WASHINGTON, D.C.- Congressman Don Young (R-AK), Vice Chair of the Democratic Caucus Congresswoman Katherine Clark (D-MA), and Congresswoman Kim Schrier (D-WA) introduced the Child Care Access Means Parents In School Reauthorization (CCAMPIS) Act, a bill that would provide $200 million annually in grant funding to support child care for student parents on college campuses.
“Pursuing higher education is one of the most important options for improving one’s life circumstances,” said Congressman Don Young. “Higher education is the pathway for many parents hoping to better their lives, learn a new trade, or simply increase their take-home pay. Unfortunately, a lack of affordable child care has cut short too many dreams of earning a college degree. I am proud to support Congresswoman Clark’s legislation to increase access to on-campus child care. Supporting Alaska’s parents by expanding access to high quality child care is not only the right thing to do, our state’s workforce depends on it.”
“We know that the high cost of child care restricts parents from pursuing an education or a new career,” said Congresswoman Katherine Clark. “This legislation will give our student parents a fair shot at success and our children the foundational education that is vital to their future learning.”
“Many students attending college today are working parents – both young and more senior. Too often these students are not able to finish their degree because of reasons unrelated to school, such as excessive child care costs. I know that in Washington State, child care costs are more expensive than a public, four-year degree. This bill will help student parents stay in school and finish their degree by ensuring there is quality, affordable child care on or near campus,” said Congresswoman Kim Schrier, M.D.
Affordable, reliable child care is a crucial support for the nation’s 4.8 million student parents. While the population of student parents has increased by 50% over the last decade, access to child care on campuses has declined. For community colleges, access to on-campus child care dropped from 53 percent in 2003 to 42 percent in 2017. At four-year institutions, access declined from 54 to 48 percent over the same time.
The high cost of child care is an additional barrier for student parents, especially low-income families. Right now, the cost of child care exceeds the national average fees and tuition for a 4-year public university. As a result, student parents have significantly higher debt than their peers and further, are often unable to complete their education.
Improving access to high quality, dependable and affordable child care is one of the most effective ways colleges and universities can support low-income student parents.

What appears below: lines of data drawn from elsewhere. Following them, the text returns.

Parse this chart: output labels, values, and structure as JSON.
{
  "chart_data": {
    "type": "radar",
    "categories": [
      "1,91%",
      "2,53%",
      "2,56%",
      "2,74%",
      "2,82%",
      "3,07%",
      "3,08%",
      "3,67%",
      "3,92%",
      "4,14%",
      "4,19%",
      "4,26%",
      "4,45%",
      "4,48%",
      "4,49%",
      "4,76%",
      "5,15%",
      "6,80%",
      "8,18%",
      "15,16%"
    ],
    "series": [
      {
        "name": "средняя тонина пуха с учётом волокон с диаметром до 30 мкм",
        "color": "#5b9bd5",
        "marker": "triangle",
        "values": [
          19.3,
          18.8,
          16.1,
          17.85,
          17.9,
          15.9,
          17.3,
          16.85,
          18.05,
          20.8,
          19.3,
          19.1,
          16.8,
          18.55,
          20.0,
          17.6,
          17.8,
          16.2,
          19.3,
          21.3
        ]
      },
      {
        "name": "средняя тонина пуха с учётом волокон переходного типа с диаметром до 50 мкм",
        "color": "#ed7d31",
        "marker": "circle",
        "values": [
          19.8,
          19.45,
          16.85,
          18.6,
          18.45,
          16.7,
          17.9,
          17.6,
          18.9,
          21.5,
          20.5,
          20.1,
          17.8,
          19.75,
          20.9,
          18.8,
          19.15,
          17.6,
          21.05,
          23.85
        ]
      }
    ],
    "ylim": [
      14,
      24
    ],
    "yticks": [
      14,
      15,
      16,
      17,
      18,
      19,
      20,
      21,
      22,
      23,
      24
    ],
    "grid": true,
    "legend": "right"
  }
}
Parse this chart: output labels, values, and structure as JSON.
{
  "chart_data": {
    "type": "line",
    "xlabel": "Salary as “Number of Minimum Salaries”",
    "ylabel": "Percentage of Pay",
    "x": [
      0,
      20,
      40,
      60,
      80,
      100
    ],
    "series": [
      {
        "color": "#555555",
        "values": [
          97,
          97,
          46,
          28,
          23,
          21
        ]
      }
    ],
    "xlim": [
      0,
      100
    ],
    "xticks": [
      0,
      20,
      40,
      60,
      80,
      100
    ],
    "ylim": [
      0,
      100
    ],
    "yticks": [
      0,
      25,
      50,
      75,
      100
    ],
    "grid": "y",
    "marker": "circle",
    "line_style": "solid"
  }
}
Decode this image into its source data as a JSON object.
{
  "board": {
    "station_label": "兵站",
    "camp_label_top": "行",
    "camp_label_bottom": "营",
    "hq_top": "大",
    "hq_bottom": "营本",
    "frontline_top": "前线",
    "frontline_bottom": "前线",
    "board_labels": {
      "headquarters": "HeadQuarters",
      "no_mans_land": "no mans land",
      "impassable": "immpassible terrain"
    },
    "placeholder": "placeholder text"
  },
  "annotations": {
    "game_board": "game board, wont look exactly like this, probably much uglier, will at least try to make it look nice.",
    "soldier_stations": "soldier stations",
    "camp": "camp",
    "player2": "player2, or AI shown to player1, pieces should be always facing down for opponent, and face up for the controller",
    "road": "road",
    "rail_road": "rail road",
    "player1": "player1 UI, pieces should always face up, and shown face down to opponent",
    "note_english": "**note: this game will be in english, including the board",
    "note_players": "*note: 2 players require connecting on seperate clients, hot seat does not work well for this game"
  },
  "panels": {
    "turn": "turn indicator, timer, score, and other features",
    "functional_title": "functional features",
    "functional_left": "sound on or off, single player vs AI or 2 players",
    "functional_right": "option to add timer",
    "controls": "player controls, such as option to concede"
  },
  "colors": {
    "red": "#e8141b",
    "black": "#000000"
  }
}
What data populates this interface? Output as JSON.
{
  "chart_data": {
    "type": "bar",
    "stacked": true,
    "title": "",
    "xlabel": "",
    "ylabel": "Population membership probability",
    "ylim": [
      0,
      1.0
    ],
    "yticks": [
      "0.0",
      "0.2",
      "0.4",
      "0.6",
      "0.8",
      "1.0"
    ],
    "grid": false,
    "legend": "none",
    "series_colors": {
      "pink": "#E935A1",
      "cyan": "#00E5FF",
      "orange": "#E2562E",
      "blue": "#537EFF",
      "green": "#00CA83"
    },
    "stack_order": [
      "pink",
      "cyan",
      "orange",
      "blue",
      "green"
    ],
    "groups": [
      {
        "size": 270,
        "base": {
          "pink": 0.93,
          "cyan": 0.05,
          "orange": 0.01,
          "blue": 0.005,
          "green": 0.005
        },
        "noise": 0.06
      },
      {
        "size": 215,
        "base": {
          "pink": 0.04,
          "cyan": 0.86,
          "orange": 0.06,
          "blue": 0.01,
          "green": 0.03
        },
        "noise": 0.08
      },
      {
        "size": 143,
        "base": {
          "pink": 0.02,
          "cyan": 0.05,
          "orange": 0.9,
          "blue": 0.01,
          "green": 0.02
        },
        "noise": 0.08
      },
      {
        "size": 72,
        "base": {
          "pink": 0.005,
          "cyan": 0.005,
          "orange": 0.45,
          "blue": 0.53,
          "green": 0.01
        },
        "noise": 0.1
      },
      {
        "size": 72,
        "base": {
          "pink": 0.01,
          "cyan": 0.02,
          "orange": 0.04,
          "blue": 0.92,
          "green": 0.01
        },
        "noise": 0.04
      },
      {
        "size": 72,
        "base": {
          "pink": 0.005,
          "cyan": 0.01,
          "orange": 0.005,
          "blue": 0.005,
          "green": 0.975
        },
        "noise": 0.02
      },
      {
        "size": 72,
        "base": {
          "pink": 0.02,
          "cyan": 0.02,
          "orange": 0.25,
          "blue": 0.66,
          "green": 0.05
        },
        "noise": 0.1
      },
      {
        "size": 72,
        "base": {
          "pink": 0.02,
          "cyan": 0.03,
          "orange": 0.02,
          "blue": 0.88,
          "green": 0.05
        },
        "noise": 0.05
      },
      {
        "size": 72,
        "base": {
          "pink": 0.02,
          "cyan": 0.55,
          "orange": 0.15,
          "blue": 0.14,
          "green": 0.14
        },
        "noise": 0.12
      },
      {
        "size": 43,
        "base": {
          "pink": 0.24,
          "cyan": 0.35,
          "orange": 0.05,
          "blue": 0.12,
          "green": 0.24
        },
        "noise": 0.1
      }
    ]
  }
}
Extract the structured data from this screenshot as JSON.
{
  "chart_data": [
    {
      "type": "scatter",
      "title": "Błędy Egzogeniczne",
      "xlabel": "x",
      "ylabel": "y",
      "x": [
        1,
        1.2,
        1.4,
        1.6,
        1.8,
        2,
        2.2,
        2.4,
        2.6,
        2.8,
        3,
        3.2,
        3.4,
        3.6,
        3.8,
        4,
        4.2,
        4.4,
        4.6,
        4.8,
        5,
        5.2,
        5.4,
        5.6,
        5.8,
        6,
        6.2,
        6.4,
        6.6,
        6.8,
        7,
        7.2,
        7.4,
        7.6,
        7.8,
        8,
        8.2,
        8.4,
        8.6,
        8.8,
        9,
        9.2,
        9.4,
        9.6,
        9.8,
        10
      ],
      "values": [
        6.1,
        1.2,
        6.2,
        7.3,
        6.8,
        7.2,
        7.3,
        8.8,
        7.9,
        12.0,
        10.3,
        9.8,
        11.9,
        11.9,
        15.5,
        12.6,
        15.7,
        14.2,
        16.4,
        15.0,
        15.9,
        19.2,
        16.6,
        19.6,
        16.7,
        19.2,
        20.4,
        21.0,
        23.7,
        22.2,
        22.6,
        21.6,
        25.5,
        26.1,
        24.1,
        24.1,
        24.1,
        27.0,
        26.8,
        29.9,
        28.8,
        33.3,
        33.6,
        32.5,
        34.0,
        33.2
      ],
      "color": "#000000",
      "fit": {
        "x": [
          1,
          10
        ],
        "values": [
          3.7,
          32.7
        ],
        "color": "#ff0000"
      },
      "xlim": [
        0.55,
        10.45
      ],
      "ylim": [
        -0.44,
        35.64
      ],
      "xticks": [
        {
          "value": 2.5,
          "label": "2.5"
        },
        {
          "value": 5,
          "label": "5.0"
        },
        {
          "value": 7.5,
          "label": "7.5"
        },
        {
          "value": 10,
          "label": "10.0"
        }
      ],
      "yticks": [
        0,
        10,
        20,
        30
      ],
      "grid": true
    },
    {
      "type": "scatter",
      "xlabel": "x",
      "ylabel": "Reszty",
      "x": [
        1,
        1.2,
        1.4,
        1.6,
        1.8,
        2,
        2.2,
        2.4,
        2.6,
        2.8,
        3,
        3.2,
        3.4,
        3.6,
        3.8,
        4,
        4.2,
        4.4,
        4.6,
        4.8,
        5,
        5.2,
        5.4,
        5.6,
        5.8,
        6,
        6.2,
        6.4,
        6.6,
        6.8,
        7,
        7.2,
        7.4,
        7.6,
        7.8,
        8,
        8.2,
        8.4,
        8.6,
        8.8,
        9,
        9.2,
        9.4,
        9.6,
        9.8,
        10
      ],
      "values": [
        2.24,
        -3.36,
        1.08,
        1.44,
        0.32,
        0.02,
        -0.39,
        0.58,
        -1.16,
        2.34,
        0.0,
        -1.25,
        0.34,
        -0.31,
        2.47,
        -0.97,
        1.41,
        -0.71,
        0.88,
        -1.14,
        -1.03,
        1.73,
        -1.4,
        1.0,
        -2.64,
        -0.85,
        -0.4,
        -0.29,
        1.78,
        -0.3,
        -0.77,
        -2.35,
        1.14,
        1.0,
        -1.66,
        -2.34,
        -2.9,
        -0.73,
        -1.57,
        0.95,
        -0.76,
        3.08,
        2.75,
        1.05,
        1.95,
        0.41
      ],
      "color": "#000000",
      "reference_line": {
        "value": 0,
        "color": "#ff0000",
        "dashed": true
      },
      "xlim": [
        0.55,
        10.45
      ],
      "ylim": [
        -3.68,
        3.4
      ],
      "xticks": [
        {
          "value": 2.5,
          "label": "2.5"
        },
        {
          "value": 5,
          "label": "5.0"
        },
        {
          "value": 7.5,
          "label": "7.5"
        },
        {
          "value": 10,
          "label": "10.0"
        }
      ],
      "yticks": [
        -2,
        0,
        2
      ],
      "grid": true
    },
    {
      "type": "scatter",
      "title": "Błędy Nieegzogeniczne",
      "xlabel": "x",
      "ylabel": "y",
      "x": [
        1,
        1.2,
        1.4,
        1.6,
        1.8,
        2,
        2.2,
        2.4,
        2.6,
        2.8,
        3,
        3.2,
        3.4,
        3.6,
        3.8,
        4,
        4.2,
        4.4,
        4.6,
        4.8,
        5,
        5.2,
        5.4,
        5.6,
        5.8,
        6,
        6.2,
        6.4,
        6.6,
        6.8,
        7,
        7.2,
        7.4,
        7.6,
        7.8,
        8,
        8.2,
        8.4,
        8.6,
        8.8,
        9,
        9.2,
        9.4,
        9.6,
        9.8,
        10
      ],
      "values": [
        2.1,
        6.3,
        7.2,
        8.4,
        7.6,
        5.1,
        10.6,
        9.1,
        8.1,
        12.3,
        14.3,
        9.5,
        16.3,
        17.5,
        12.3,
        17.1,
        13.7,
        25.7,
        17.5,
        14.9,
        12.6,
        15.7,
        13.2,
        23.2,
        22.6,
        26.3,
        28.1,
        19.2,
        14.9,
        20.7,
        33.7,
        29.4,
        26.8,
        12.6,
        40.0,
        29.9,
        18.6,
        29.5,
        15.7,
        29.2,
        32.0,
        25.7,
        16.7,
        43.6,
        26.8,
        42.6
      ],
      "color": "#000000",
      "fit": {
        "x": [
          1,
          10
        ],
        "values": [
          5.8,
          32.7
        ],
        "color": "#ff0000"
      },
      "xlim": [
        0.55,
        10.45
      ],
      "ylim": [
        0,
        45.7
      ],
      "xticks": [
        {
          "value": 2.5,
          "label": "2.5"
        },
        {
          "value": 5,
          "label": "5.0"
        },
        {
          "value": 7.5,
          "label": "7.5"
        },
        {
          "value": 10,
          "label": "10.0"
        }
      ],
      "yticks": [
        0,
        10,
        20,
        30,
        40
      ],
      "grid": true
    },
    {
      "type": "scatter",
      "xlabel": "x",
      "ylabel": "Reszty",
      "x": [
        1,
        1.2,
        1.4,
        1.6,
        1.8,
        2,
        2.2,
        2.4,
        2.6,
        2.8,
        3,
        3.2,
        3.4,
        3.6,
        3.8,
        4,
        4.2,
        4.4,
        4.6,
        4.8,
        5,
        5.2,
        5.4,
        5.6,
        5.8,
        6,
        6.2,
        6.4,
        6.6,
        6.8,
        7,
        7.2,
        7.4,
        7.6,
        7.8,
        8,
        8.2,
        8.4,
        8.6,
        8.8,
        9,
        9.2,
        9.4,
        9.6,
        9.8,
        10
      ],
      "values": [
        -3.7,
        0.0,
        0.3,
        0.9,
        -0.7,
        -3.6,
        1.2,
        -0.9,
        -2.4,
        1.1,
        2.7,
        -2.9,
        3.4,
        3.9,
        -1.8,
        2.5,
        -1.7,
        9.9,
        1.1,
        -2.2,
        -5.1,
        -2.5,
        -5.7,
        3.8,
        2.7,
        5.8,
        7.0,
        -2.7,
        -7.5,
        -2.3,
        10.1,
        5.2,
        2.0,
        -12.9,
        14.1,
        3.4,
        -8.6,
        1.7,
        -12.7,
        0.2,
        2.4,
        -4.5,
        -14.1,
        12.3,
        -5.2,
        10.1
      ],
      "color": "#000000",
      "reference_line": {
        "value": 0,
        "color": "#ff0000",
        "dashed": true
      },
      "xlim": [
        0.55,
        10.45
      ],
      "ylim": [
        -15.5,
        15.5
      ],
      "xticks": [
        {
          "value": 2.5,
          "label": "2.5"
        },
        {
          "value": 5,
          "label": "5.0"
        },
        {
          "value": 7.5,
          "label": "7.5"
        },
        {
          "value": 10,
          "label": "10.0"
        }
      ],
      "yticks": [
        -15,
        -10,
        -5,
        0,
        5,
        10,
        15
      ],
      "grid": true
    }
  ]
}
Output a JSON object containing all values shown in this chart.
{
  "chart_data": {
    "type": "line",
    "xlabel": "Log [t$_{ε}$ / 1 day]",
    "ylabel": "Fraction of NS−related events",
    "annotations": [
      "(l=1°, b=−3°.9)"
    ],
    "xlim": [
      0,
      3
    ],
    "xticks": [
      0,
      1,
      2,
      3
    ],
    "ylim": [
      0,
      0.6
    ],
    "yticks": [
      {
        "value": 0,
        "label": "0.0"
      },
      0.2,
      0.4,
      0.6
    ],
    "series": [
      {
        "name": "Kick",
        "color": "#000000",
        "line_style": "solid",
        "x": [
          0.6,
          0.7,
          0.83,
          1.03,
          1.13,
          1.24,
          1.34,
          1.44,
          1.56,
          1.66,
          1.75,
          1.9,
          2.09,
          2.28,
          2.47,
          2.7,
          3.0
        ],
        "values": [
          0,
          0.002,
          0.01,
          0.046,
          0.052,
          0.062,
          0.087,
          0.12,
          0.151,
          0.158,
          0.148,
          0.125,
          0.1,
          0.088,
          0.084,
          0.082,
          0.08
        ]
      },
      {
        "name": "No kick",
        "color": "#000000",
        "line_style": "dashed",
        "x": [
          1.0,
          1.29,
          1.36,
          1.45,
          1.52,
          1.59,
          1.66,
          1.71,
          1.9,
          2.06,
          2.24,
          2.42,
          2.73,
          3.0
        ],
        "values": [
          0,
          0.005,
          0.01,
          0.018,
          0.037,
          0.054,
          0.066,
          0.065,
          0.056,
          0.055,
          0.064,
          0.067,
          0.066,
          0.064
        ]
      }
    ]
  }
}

The Child Care Access Means Parents in Schools (CCAMPIS) Reauthorization Act will:
- Reauthorize the CCAMPIS grant program, and increase funding to $200 million annually through 2025;
- Allows grant applicants to create annual performance metrics that are ambitious without being overly-burdensome;
- Offers the opportunity for a bonus payment or continuation of grant funding to eligible institutions;
- Requires the Department of Education to provide an annual report to Congress summarizing the impact of the CCAMPIS program.